Тень приняла облик девушки.
– Эрет? Что с ней?
Тень показала уезжающую карету.
– Отпустил? Ну и молодец. О чём печаль-то? Неужели не отпускает?
Тень печально кивнула.
Охотник выплюнул соломинку, встал и начал расхаживать по камере.
– М-да, любовь – это, конечно, не по моей части. Но вот продажные девки, да, ты прав, я их лучше знаю… Нет, Блич. Не думаю, что она вернётся когда-нибудь. И тем лучше. Испорченные девушки… Жизнь с ними сплошная боль, хотя что я говорю! – жизнь для тебя вообще одна сплошная большая боль.

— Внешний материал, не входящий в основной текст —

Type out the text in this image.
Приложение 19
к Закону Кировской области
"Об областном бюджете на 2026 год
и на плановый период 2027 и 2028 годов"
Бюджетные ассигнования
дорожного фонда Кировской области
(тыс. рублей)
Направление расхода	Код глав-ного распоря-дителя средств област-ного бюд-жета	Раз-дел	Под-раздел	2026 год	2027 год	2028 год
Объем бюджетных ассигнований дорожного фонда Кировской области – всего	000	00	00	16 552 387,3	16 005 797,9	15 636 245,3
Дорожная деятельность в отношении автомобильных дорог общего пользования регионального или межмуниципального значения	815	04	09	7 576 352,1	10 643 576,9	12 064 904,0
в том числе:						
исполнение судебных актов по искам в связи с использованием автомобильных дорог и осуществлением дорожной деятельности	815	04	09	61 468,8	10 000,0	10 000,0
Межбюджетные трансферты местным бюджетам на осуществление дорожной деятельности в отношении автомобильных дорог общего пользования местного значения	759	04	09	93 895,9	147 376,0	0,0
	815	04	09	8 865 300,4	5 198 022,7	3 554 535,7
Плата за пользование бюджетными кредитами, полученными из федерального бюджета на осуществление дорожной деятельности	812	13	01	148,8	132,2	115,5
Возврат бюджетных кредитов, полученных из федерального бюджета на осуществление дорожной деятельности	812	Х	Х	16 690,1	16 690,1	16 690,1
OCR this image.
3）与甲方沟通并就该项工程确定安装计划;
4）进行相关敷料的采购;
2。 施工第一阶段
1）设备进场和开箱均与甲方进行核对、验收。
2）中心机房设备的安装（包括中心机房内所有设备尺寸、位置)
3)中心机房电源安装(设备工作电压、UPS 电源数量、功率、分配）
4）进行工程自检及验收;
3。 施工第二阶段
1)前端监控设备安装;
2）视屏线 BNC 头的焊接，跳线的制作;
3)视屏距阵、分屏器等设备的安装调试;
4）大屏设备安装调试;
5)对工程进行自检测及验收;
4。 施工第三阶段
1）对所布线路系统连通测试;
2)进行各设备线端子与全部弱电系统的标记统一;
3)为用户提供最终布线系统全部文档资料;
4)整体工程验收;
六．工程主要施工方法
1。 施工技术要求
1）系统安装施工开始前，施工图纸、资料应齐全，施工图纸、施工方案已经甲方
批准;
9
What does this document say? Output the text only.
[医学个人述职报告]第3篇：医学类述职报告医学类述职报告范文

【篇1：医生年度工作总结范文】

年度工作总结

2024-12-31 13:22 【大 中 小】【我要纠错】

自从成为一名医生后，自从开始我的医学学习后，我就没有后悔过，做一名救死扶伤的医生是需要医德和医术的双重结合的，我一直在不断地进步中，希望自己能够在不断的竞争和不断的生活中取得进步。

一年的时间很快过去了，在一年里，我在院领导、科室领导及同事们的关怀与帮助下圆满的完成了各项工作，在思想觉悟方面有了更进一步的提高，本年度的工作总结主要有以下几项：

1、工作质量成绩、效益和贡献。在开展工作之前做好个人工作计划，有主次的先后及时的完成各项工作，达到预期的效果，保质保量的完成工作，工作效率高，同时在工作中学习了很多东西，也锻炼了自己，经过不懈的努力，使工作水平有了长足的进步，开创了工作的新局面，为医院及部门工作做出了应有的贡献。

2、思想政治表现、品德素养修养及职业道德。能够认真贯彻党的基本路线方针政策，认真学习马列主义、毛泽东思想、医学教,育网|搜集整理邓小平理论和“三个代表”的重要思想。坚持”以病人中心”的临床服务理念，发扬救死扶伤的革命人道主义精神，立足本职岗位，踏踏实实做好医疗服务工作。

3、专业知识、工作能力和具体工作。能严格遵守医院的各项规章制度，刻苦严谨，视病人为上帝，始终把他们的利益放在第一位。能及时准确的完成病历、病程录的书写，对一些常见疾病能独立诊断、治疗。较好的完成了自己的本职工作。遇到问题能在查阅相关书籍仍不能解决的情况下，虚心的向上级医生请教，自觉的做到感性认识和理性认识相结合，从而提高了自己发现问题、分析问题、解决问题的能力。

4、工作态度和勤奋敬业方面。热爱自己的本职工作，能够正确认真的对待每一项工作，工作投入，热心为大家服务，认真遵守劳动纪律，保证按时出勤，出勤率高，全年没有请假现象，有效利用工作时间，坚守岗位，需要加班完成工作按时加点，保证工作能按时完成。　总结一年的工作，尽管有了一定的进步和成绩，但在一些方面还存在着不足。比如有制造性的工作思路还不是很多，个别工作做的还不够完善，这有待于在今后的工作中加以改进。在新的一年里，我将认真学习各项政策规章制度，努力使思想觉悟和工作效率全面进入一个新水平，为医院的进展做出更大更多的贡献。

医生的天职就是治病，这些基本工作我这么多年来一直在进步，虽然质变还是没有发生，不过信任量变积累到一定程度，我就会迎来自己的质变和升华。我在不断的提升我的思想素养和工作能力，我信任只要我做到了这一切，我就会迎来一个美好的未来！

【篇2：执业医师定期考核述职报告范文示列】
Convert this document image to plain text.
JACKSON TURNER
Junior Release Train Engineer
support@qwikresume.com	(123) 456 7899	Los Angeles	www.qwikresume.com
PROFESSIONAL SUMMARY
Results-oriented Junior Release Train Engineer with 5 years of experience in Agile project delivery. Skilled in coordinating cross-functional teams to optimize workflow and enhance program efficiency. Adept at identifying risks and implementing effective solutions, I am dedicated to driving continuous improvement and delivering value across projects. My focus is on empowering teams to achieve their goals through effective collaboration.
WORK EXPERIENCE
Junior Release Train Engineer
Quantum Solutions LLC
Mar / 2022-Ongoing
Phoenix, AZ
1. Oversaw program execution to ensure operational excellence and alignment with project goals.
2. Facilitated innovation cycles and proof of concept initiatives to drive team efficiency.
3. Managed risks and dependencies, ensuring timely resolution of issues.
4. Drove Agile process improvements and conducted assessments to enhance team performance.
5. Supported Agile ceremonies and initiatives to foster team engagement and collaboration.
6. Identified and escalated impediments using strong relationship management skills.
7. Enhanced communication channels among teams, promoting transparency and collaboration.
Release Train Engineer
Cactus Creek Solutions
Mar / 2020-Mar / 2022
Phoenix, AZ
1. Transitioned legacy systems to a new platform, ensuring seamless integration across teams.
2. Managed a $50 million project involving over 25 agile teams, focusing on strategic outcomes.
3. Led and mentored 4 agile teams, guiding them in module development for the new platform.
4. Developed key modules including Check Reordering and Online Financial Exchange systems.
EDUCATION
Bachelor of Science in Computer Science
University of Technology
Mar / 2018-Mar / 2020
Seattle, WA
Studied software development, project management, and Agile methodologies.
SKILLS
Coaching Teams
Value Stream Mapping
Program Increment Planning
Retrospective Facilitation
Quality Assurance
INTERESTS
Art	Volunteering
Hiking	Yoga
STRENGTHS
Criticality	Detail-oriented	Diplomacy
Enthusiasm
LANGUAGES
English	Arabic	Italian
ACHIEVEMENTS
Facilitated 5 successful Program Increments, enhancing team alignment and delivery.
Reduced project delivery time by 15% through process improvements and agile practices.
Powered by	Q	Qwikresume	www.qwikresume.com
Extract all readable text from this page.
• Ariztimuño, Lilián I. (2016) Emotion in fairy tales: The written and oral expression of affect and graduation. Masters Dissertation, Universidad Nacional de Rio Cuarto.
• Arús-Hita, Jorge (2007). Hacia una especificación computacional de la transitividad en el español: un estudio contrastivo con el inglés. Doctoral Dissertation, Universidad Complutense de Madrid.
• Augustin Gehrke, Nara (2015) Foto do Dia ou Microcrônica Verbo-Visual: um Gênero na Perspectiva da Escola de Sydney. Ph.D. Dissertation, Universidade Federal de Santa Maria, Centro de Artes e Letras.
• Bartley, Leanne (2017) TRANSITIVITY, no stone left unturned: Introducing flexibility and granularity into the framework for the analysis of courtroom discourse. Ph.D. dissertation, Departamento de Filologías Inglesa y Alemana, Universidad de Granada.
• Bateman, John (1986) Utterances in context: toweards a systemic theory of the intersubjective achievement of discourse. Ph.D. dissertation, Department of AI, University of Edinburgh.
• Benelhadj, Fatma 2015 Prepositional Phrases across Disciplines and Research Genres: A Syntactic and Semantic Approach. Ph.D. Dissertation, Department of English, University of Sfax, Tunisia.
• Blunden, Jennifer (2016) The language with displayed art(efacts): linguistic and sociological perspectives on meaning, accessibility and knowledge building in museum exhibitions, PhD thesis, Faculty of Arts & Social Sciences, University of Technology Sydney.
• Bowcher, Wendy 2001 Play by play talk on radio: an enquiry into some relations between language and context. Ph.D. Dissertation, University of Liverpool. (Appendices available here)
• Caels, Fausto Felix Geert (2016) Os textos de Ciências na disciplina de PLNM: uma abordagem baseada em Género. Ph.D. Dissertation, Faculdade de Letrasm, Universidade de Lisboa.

Тень превратилась в вопросительный знак.
Охотник сел обратно на пол.
– Этого сразу не скажешь, но ты очень ранимый. Чувствительный. Пока ты заботился о сестре и не думал о себе, это не проявлялось. Но любовь к девушке всё вскрыла. Там, где никто не стремится никому причинить боль, ты бы прекрасно прижился. Но Долины Теней больше нет. А есть наш мир, где очень много предают. Я не отказываюсь от своих слов: Кай и Эрет – самое начало.
В. Ы. Х. О. Д?
– Не хочу говорить, малыш. Даю слово, больше не испытываю к тебе ненависти. Да, вы не верите нашему слову, ну, тогда поклянусь покойной матерью. Я очень любил маму, для меня это свято. Никакой ненависти. Только жалость. Это настолько чуждая мне эмоция, что моё сердце воспринимает её как иноземного захватчика и всеми силами сопротивляется. Но жалость сильнее. Скажу больше, я слегка в панике, что ещё способен жалеть. Настолько сильно жалеть. Жалеть не вспышками, как в трактире, когда занёс над вами меч, а постоянно и целенаправленно.
В. Ы. Х. О. Д?
– Хорошо. Я сказал тогда в сердцах, но сейчас, на здравую голову, понимаю, что так будет лучше всего. Если выберусь отсюда и убью твоего дядю, то прежде чем погибнуть сам, ты испытаешь ни с чем не сравнимую боль за его смерть. Если же меня вздёрнут, то всё ещё хуже… чем дольше ты проживёшь в мире людей, тем… это беспрерывное страдание, понимаешь? Ты не такой, как Воин Чести, даже не такой, как Фейли, ты не впишешься в наш мир. И самое главное. Если я тебя не убью или другой охотник, мы оба знаем, что рано или поздно в тебе проснётся Чума теней. Хорошо, если ты её вовремя заметишь. А если нет? И поможешь скончаться целому городу, а то и стране? Мне страшно даже представить, каким тяжким грузом это ляжет на тебя.
Охотник долго сидел и думал. Внезапно ему что-то пришло в голову, и он ударил кандалами о стену.